Frankie’s Diner was as good a destination as any. Once upon a time Frankie nailed photographs of the Coliseum and the Trevi Fountain above the red plastic vinyl banquettes.
These days the photos were foxed, foam guts spilled from the ripped plastic, and the only atmosphere came from a heady mix of rancid chip fat and the stale bodies of the clientele. A tramp sat hunched in the corner, his filthy, shaking hands with their blackened ridged nails hugging a mug of tea, two skinny white slices of bread and spread on a plate in front of him. The vagrant didn’t want the bread – he wanted a cheap bottle of spirits that would kill him before his time – North knew the feeling.
North sat with a clear view of the door, the back of his head against the cold wall, the window to his left – condensation over the glass, black mould running the length of the sill. He kept his head down as he ordered, his voice rusty with disuse, his elbow on the table, a hand obscuring his battered face but the greasy-haired waitress didn’t notice or didn’t care about the damage. He couldn’t decide which.
The tea was stewed but the all-day breakfast of eggs and sausages, bacon and beans, was piping hot. North ordered another tea when he’d done and the waitress graced him with contempt and a steady pour of brown gunge, slopping over the top and filling the chipped saucer, before she clattered away with the dirty plate.

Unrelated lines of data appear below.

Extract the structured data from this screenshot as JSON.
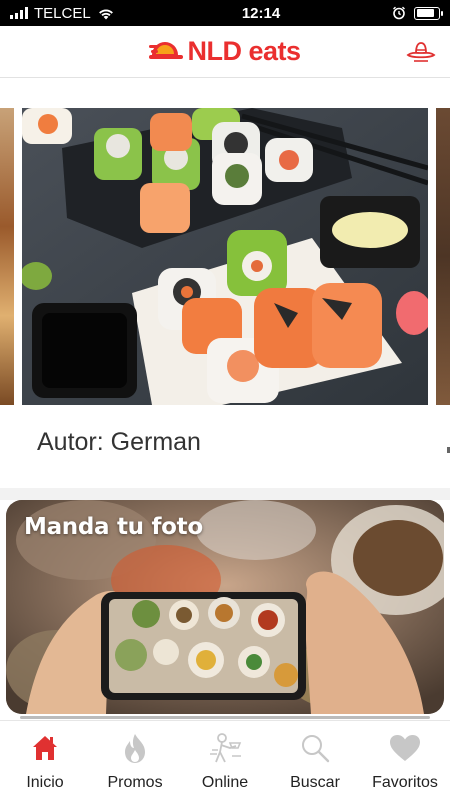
{
  "status_bar": {
    "carrier": "TELCEL",
    "time": "12:14",
    "battery_level": 0.85
  },
  "header": {
    "logo_text": "NLD eats",
    "brand_color": "#ea2f2f",
    "menu_icon": "sombrero-icon"
  },
  "feed": {
    "slide_image": "sushi-platter-photo",
    "author_label": "Autor: German"
  },
  "promo_card": {
    "title": "Manda tu foto",
    "image": "phone-photographing-food-photo"
  },
  "bottom_nav": {
    "active_color": "#e03131",
    "inactive_color": "#c7c7c7",
    "items": [
      {
        "label": "Inicio",
        "icon": "home-icon",
        "active": true
      },
      {
        "label": "Promos",
        "icon": "flame-icon",
        "active": false
      },
      {
        "label": "Online",
        "icon": "delivery-person-icon",
        "active": false
      },
      {
        "label": "Buscar",
        "icon": "search-icon",
        "active": false
      },
      {
        "label": "Favoritos",
        "icon": "heart-icon",
        "active": false
      }
    ]
  }
}
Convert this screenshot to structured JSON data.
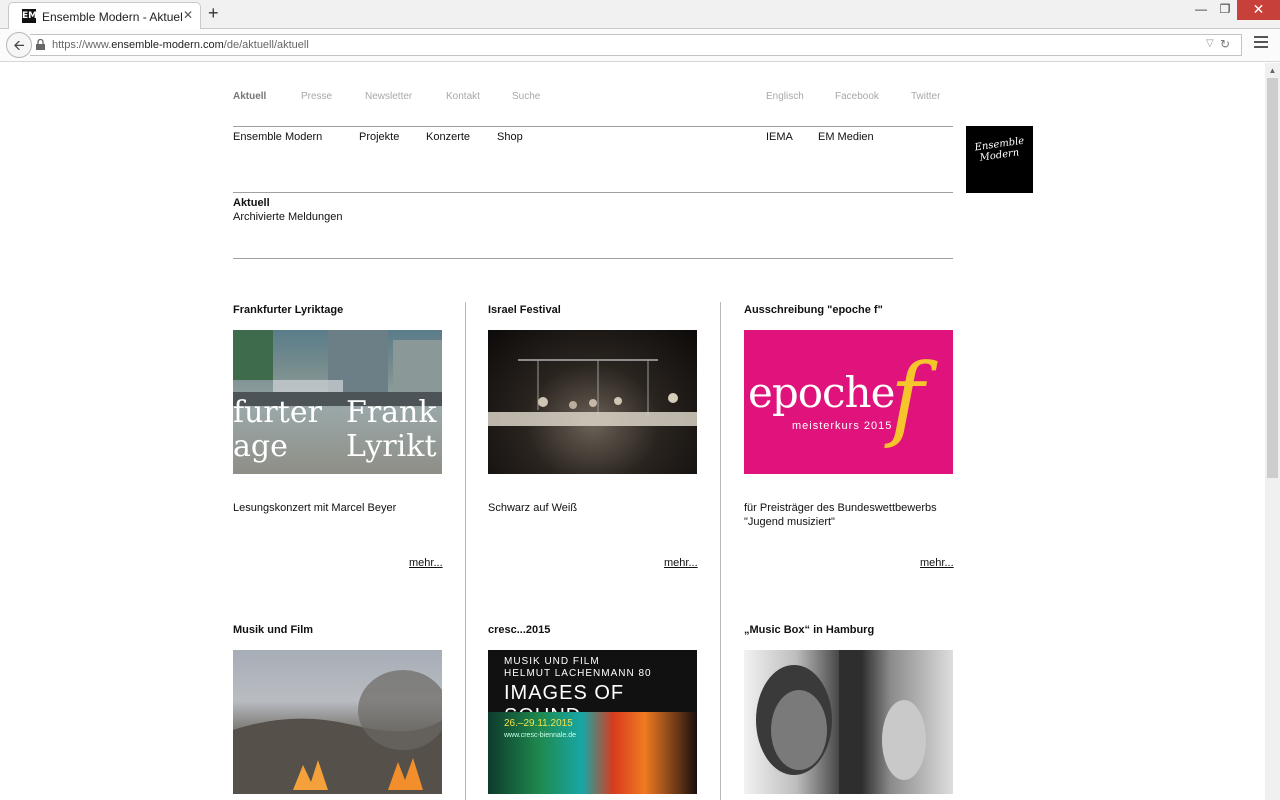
{
  "browser": {
    "tab_title": "Ensemble Modern - Aktuel...",
    "favicon": "EM",
    "close_glyph": "✕",
    "newtab_glyph": "+",
    "url_prefix": "https://www.",
    "url_domain": "ensemble-modern.com",
    "url_path": "/de/aktuell/aktuell"
  },
  "topnav": {
    "left": [
      "Aktuell",
      "Presse",
      "Newsletter",
      "Kontakt",
      "Suche"
    ],
    "right": [
      "Englisch",
      "Facebook",
      "Twitter"
    ]
  },
  "mainnav": {
    "left": [
      "Ensemble Modern",
      "Projekte",
      "Konzerte",
      "Shop"
    ],
    "right": [
      "IEMA",
      "EM Medien"
    ]
  },
  "logo": [
    "Ensemble",
    "Modern"
  ],
  "subnav": {
    "active": "Aktuell",
    "archive": "Archivierte Meldungen"
  },
  "cards": [
    {
      "title": "Frankfurter Lyriktage",
      "desc": "Lesungskonzert mit Marcel Beyer",
      "more": "mehr...",
      "image_text": [
        "furter",
        "Frank",
        "age",
        "Lyrikt"
      ]
    },
    {
      "title": "Israel Festival",
      "desc": "Schwarz auf Weiß",
      "more": "mehr..."
    },
    {
      "title": "Ausschreibung \"epoche f\"",
      "desc": "für Preisträger des Bundeswettbewerbs \"Jugend musiziert\"",
      "more": "mehr...",
      "image_text": [
        "epoche",
        "f",
        "meisterkurs 2015"
      ]
    },
    {
      "title": "Musik und Film"
    },
    {
      "title": "cresc...2015",
      "image_text": [
        "MUSIK UND FILM",
        "HELMUT LACHENMANN 80",
        "IMAGES OF SOUND",
        "26.–29.11.2015",
        "www.cresc-biennale.de"
      ]
    },
    {
      "title": "„Music Box“ in Hamburg"
    }
  ],
  "colors": {
    "accent_close": "#c7403a",
    "epoche_pink": "#e0127c",
    "epoche_yellow": "#f6c52b"
  }
}
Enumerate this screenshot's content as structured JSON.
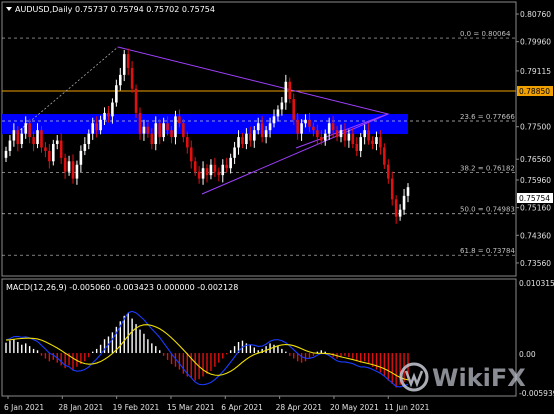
{
  "header": {
    "symbol_tf": "AUDUSD,Daily",
    "ohlc": "0.75737 0.75794 0.75702 0.75754"
  },
  "price_axis": {
    "ticks": [
      "0.80760",
      "0.79960",
      "0.79115",
      "0.77500",
      "0.76560",
      "0.75960",
      "0.75160",
      "0.74360",
      "0.73560"
    ],
    "tag_orange": "0.78850",
    "tag_current": "0.75754"
  },
  "fibonacci": {
    "levels": [
      {
        "label": "0.0 = 0.80064",
        "price": 0.80064
      },
      {
        "label": "23.6 = 0.77666",
        "price": 0.77666
      },
      {
        "label": "38.2 = 0.76182",
        "price": 0.76182
      },
      {
        "label": "50.0 = 0.74983",
        "price": 0.74983
      },
      {
        "label": "61.8 = 0.73784",
        "price": 0.73784
      }
    ]
  },
  "macd": {
    "title": "MACD(12,26,9) -0.005060 -0.003423 0.000000 -0.002128",
    "ticks": [
      "0.010315",
      "0.00",
      "-0.005939"
    ]
  },
  "time_axis": {
    "labels": [
      "6 Jan 2021",
      "28 Jan 2021",
      "19 Feb 2021",
      "15 Mar 2021",
      "6 Apr 2021",
      "28 Apr 2021",
      "20 May 2021",
      "11 Jun 2021"
    ]
  },
  "watermark": "WikiFX",
  "colors": {
    "background": "#000000",
    "bull_candle": "#ffffff",
    "bear_candle": "#e01010",
    "zone": "#0000ff",
    "resistance_line": "#f0a000",
    "triangle": "#a040ff",
    "macd_signal": "#f0e000",
    "macd_line": "#1a3cff"
  },
  "chart_data": {
    "type": "candlestick",
    "closes": [
      0.768,
      0.771,
      0.774,
      0.77,
      0.773,
      0.776,
      0.772,
      0.77,
      0.774,
      0.769,
      0.768,
      0.765,
      0.77,
      0.771,
      0.766,
      0.762,
      0.765,
      0.76,
      0.764,
      0.768,
      0.77,
      0.773,
      0.776,
      0.774,
      0.777,
      0.779,
      0.778,
      0.782,
      0.787,
      0.79,
      0.796,
      0.792,
      0.786,
      0.779,
      0.773,
      0.775,
      0.773,
      0.77,
      0.776,
      0.772,
      0.776,
      0.774,
      0.772,
      0.778,
      0.776,
      0.772,
      0.769,
      0.765,
      0.762,
      0.76,
      0.763,
      0.761,
      0.764,
      0.762,
      0.761,
      0.764,
      0.763,
      0.766,
      0.769,
      0.772,
      0.77,
      0.773,
      0.771,
      0.774,
      0.776,
      0.772,
      0.774,
      0.776,
      0.778,
      0.78,
      0.782,
      0.788,
      0.783,
      0.777,
      0.773,
      0.776,
      0.777,
      0.775,
      0.774,
      0.772,
      0.771,
      0.773,
      0.776,
      0.774,
      0.772,
      0.774,
      0.771,
      0.773,
      0.77,
      0.768,
      0.772,
      0.774,
      0.771,
      0.77,
      0.772,
      0.769,
      0.764,
      0.76,
      0.754,
      0.749,
      0.751,
      0.755,
      0.7575
    ],
    "macd_hist": [
      0.0015,
      0.0018,
      0.002,
      0.0016,
      0.0012,
      0.0014,
      0.001,
      0.0006,
      0.0004,
      -0.0004,
      -0.0008,
      -0.0012,
      -0.001,
      -0.0014,
      -0.0018,
      -0.0022,
      -0.0018,
      -0.0024,
      -0.002,
      -0.0016,
      -0.0012,
      -0.0006,
      0.0002,
      0.0006,
      0.0012,
      0.002,
      0.0024,
      0.003,
      0.0038,
      0.0046,
      0.0054,
      0.0058,
      0.005,
      0.0042,
      0.0034,
      0.0028,
      0.002,
      0.0014,
      0.001,
      0.0004,
      -0.0004,
      -0.001,
      -0.0016,
      -0.002,
      -0.0024,
      -0.003,
      -0.0034,
      -0.0036,
      -0.004,
      -0.0038,
      -0.0034,
      -0.003,
      -0.0026,
      -0.002,
      -0.0014,
      -0.0008,
      -0.0002,
      0.0004,
      0.001,
      0.0016,
      0.0018,
      0.0014,
      0.0012,
      0.0008,
      0.0004,
      0.0006,
      0.001,
      0.0014,
      0.0012,
      0.001,
      0.0006,
      0.0002,
      -0.0004,
      -0.0008,
      -0.0012,
      -0.0014,
      -0.0012,
      -0.0008,
      -0.0004,
      0.0002,
      0.0004,
      0.0002,
      -0.0002,
      -0.0006,
      -0.0008,
      -0.0006,
      -0.0004,
      -0.0006,
      -0.0008,
      -0.0012,
      -0.0014,
      -0.0012,
      -0.0016,
      -0.002,
      -0.0024,
      -0.0028,
      -0.0034,
      -0.004,
      -0.0045,
      -0.005,
      -0.0046,
      -0.0042,
      -0.004
    ],
    "ylim": [
      0.7324,
      0.8105
    ],
    "macd_ylim": [
      -0.00594,
      0.0103
    ]
  }
}
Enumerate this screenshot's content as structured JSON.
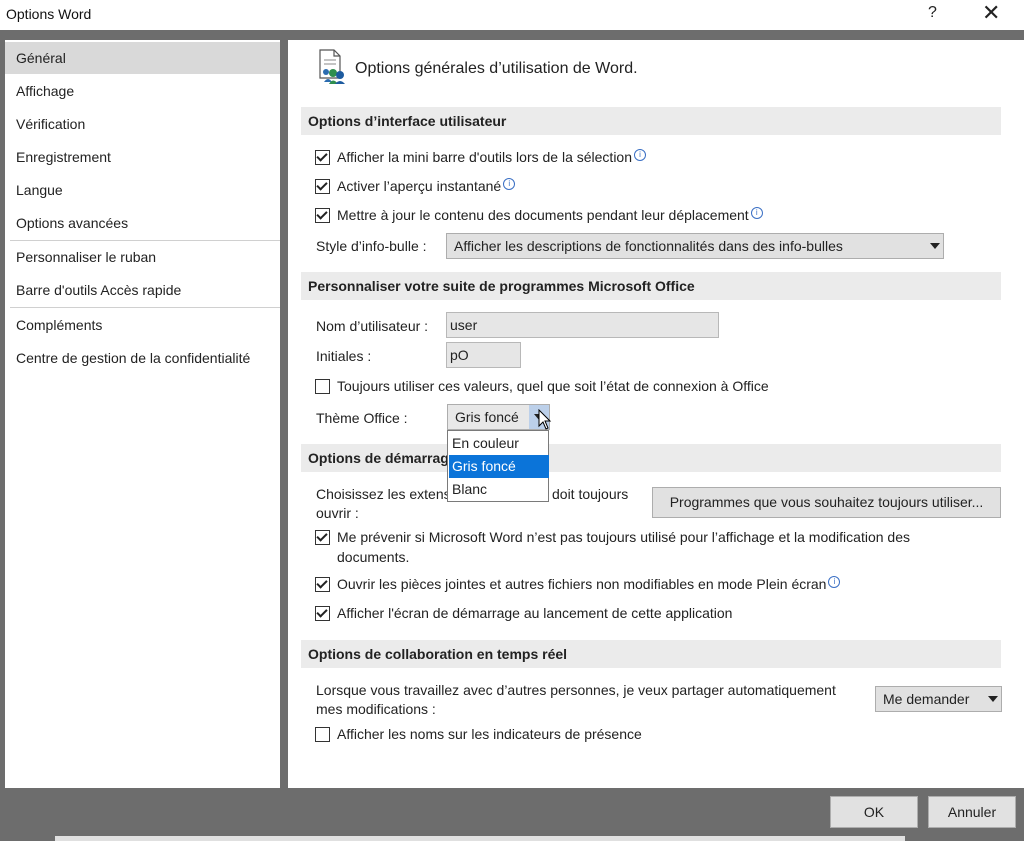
{
  "window": {
    "title": "Options Word",
    "help": "?",
    "close": "✕"
  },
  "nav": {
    "items": [
      "Général",
      "Affichage",
      "Vérification",
      "Enregistrement",
      "Langue",
      "Options avancées",
      "Personnaliser le ruban",
      "Barre d'outils Accès rapide",
      "Compléments",
      "Centre de gestion de la confidentialité"
    ],
    "selected": "Général"
  },
  "header": {
    "title": "Options générales d’utilisation de Word.",
    "icon": "general-options-icon"
  },
  "ui_section": {
    "title": "Options d’interface utilisateur",
    "mini_toolbar": "Afficher la mini barre d'outils lors de la sélection",
    "live_preview": "Activer l’aperçu instantané",
    "update_content": "Mettre à jour le contenu des documents pendant leur déplacement",
    "tooltip_label": "Style d’info-bulle :",
    "tooltip_value": "Afficher les descriptions de fonctionnalités dans des info-bulles"
  },
  "personalize_section": {
    "title": "Personnaliser votre suite de programmes Microsoft Office",
    "username_label": "Nom d’utilisateur :",
    "username_value": "user",
    "initials_label": "Initiales :",
    "initials_value": "pO",
    "always_use": "Toujours utiliser ces valeurs, quel que soit l’état de connexion à Office",
    "theme_label": "Thème Office :",
    "theme_value": "Gris foncé",
    "theme_options": [
      "En couleur",
      "Gris foncé",
      "Blanc"
    ]
  },
  "startup_section": {
    "title": "Options de démarrage",
    "choose_text_1": "Choisissez les extens",
    "choose_text_2": "doit toujours",
    "choose_text_3": "ouvrir :",
    "programs_button": "Programmes que vous souhaitez toujours utiliser...",
    "warn_line1": "Me prévenir si Microsoft Word n’est pas toujours utilisé pour l’affichage et la modification des",
    "warn_line2": "documents.",
    "open_attachments": "Ouvrir les pièces jointes et autres fichiers non modifiables en mode Plein écran",
    "show_start": "Afficher l'écran de démarrage au lancement de cette application"
  },
  "collab_section": {
    "title": "Options de collaboration en temps réel",
    "share_line1": "Lorsque vous travaillez avec d’autres personnes, je veux partager automatiquement",
    "share_line2": "mes modifications :",
    "share_value": "Me demander",
    "show_names": "Afficher les noms sur les indicateurs de présence"
  },
  "footer": {
    "ok": "OK",
    "cancel": "Annuler"
  },
  "colors": {
    "selection_blue": "#0b74d9",
    "nav_selected": "#d9d9d9",
    "frame": "#6d6d6d"
  }
}
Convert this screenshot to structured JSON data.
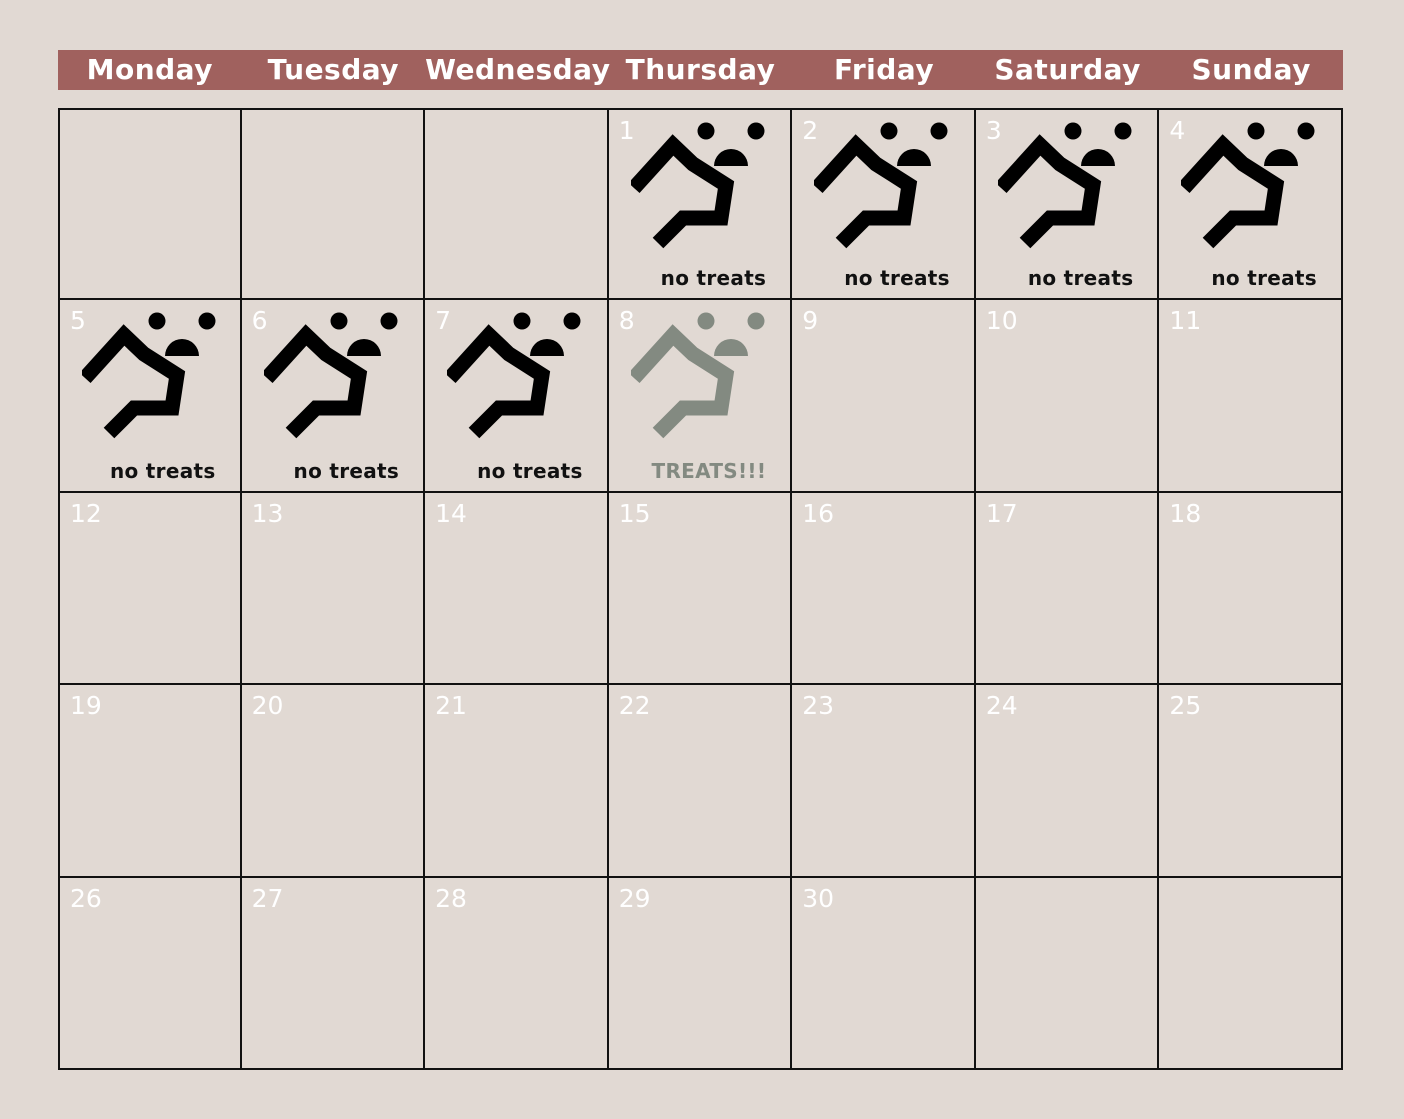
{
  "weekdays": [
    "Monday",
    "Tuesday",
    "Wednesday",
    "Thursday",
    "Friday",
    "Saturday",
    "Sunday"
  ],
  "colors": {
    "background": "#e1d9d3",
    "header": "#a0615e",
    "icon_default": "#000000",
    "icon_special": "#838a81"
  },
  "icon_name": "running-figure-icon",
  "cells": [
    {
      "day": "",
      "note": ""
    },
    {
      "day": "",
      "note": ""
    },
    {
      "day": "",
      "note": ""
    },
    {
      "day": "1",
      "note": "no treats",
      "style": "default"
    },
    {
      "day": "2",
      "note": "no treats",
      "style": "default"
    },
    {
      "day": "3",
      "note": "no treats",
      "style": "default"
    },
    {
      "day": "4",
      "note": "no treats",
      "style": "default"
    },
    {
      "day": "5",
      "note": "no treats",
      "style": "default"
    },
    {
      "day": "6",
      "note": "no treats",
      "style": "default"
    },
    {
      "day": "7",
      "note": "no treats",
      "style": "default"
    },
    {
      "day": "8",
      "note": "TREATS!!!",
      "style": "special"
    },
    {
      "day": "9",
      "note": ""
    },
    {
      "day": "10",
      "note": ""
    },
    {
      "day": "11",
      "note": ""
    },
    {
      "day": "12",
      "note": ""
    },
    {
      "day": "13",
      "note": ""
    },
    {
      "day": "14",
      "note": ""
    },
    {
      "day": "15",
      "note": ""
    },
    {
      "day": "16",
      "note": ""
    },
    {
      "day": "17",
      "note": ""
    },
    {
      "day": "18",
      "note": ""
    },
    {
      "day": "19",
      "note": ""
    },
    {
      "day": "20",
      "note": ""
    },
    {
      "day": "21",
      "note": ""
    },
    {
      "day": "22",
      "note": ""
    },
    {
      "day": "23",
      "note": ""
    },
    {
      "day": "24",
      "note": ""
    },
    {
      "day": "25",
      "note": ""
    },
    {
      "day": "26",
      "note": ""
    },
    {
      "day": "27",
      "note": ""
    },
    {
      "day": "28",
      "note": ""
    },
    {
      "day": "29",
      "note": ""
    },
    {
      "day": "30",
      "note": ""
    },
    {
      "day": "",
      "note": ""
    },
    {
      "day": "",
      "note": ""
    }
  ]
}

The bell over the door tinkled – fresh cold air, the smell of rain and the hum of building traffic, there, and then gone again, as the d
oor swung shut. Shaking out a black umbrella, furling it before he hung it on one of three button pegs, a lanky man in a long coat approached the counter. A mug of tea and apple pie à la mode, Frankie, he instructed the elderly owner at the till, his back to the tables. Shocking morning out there.
North rubbed at his temples. The fatty protein-heavy meal was reviving him and he wasn’t convinced that was a good thing. If he revived, he’d start to feel and he was getting used to the emptiness inside – it was safer that way. He could live with being nothing. Feeling nothing. Having nothing, though now he considered the matter of the opiate stash, he wanted more. He was in the process of running through how to access purple pills when company slid over the vinyl bench and into the seat opposite him.